In 2022 the Government took a step in the right direction by announcing a £6 million medical radionuclide innovation programme. The commissioned report, issued by TÜV SÜD, warned of a supply vulnerable to technological failures, infrastructure delays and geopolitical upheaval, underscoring the conclusion that our current system is not future-proof. The recent review of molecular radiotherapy services produced by the Royal College of Radiologists, the Royal College of Physicians, the Institute of Physics and Engineering in Medicine and the British Nuclear Medicine Society made one key recommendation: that every devolved Government and every radiotherapy operational delivery network in England appoint a molecular radiotherapy champion, someone with the mandate and vision to drive the change we need. By investing in infrastructure using the existing workforce, as well as training the workforce of tomorrow, we can become self-reliant and once again lead the world in nuclear medicine innovation.

One in two UK citizens will be diagnosed with cancer in their lifetime.
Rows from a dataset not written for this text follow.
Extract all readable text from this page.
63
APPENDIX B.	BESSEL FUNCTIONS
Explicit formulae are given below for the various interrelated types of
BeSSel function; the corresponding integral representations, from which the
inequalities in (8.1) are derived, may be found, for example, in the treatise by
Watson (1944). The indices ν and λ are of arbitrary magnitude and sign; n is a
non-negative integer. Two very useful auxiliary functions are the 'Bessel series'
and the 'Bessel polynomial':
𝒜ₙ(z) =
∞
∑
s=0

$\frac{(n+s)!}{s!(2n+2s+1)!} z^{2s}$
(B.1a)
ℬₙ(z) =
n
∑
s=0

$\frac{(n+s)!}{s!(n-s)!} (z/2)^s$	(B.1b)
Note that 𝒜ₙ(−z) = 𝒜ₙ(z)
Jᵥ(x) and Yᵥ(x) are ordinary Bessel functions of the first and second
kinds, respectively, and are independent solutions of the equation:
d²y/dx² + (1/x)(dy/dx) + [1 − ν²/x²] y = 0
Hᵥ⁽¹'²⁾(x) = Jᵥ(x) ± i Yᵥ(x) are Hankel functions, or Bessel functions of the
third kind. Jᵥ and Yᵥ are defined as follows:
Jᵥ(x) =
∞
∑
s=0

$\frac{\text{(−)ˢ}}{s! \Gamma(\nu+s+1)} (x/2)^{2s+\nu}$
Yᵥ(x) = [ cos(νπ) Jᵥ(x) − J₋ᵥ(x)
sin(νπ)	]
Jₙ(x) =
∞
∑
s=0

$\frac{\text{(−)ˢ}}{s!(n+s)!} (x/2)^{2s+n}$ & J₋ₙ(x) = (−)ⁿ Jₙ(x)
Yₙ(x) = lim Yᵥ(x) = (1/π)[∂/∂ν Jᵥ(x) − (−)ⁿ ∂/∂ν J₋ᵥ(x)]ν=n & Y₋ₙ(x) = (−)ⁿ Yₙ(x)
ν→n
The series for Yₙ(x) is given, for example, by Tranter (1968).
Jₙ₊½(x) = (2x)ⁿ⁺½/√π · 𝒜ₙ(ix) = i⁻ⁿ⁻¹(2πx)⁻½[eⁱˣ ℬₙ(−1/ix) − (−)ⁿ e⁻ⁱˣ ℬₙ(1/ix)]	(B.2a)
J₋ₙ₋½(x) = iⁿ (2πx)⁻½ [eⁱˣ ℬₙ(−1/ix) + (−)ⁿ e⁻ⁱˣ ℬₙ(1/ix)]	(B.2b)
Many will see their quality of life and the efficacy of their treatments enhanced as a result of nuclear medicine. Every hospital in the UK uses it to help patients on a daily basis—700,000 patients a year and counting. We must act now. Let us not wait for another global shortage, another shutdown or another delayed shipment to force us into crisis mode. Let us choose instead to build a secure, resilient, sovereign supply of medical isotopes for the UK and, of course, I hope that will be in Wales.